Worldwide in scope, the OPS programs proved to be a watershed in spawning a formidable police-industrial complex.  A 1970 Pentagon report noted that the OPS was instrumental in “stimulating U.S. industry to develop new and improved police equipment” such as tear gas, munitions with a nine-year shelf life, a police baton with a marking dye feature, a riot helmet with a built in radio receiver, light-weight body armor that floats and communication devices operating on solar cells.  OPS Director Byron Engle testified before the Kerner commission on civilian disorders that “in working with the police in various countries we have acquired a great deal of experience in dealing with violence ranging from demonstrations and riots to guerrilla warfare.  Much of this experience may be useful in the U.S.”
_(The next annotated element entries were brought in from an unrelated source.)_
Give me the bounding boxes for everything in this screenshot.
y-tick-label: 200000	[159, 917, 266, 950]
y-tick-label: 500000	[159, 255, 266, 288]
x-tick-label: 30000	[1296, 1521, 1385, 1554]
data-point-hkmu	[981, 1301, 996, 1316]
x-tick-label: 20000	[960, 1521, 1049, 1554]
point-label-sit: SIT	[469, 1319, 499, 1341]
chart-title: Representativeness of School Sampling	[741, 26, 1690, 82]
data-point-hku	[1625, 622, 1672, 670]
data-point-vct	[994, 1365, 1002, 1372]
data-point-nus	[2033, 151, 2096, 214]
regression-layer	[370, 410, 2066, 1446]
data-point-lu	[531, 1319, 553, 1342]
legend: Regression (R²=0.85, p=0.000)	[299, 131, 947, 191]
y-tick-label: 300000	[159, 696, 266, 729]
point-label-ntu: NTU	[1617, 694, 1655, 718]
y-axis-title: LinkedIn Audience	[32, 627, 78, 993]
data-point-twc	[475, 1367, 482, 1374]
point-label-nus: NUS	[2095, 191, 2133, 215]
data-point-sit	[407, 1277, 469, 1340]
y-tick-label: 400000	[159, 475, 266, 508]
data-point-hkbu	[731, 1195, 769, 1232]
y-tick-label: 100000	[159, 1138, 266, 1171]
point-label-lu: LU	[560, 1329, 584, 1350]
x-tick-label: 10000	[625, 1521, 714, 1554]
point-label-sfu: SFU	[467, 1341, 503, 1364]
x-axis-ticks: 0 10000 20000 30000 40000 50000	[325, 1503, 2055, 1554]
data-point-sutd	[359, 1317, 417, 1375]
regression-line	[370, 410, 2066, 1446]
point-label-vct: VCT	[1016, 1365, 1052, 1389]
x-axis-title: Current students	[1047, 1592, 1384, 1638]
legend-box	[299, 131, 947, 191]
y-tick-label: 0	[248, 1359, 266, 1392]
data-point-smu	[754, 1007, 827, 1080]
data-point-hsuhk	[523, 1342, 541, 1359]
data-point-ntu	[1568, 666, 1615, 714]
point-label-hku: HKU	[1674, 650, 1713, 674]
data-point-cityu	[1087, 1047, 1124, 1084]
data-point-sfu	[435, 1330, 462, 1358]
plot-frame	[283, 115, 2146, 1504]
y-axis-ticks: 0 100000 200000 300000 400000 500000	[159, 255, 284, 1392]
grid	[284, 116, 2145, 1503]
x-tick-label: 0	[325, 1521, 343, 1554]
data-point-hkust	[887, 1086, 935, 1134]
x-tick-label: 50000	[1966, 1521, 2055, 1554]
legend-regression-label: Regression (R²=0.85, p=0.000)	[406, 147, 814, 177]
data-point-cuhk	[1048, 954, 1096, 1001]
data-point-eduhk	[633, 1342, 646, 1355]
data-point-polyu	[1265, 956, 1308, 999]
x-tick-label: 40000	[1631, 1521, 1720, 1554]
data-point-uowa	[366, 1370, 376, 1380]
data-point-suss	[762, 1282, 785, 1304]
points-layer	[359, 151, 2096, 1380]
These remarks demonstrate how the fighting of “subversives” overseas provided a model for police institutions to be applied domestically, with often terrible consequence.  In August 1969, after demonstrators for People’s Park in Berkeley, California were subjected to beatings and torture, the Sheriff in Alameda County tellingly stated:  “We have a bunch of young deputies back from Vietnam who tend to treat prisoners like Vietcong.”  The continuity in pattern is evident today, with many police officers still coming from military backgrounds, being trained along paramilitary lines in the use of advanced military technologies and developing what former Seattle police chief Norm Stamper characterized as a SWAT mentality, where all demonstrators are treated as enemies of the state.  Deeply at odds with democratic principles, this latter mentality has a long historical precedent that will be difficult though not impossible to transcend, particularly if vast numbers continue to come out and challenge the elite thrust for wealth and global power which lies at the root of society’s over-militarization.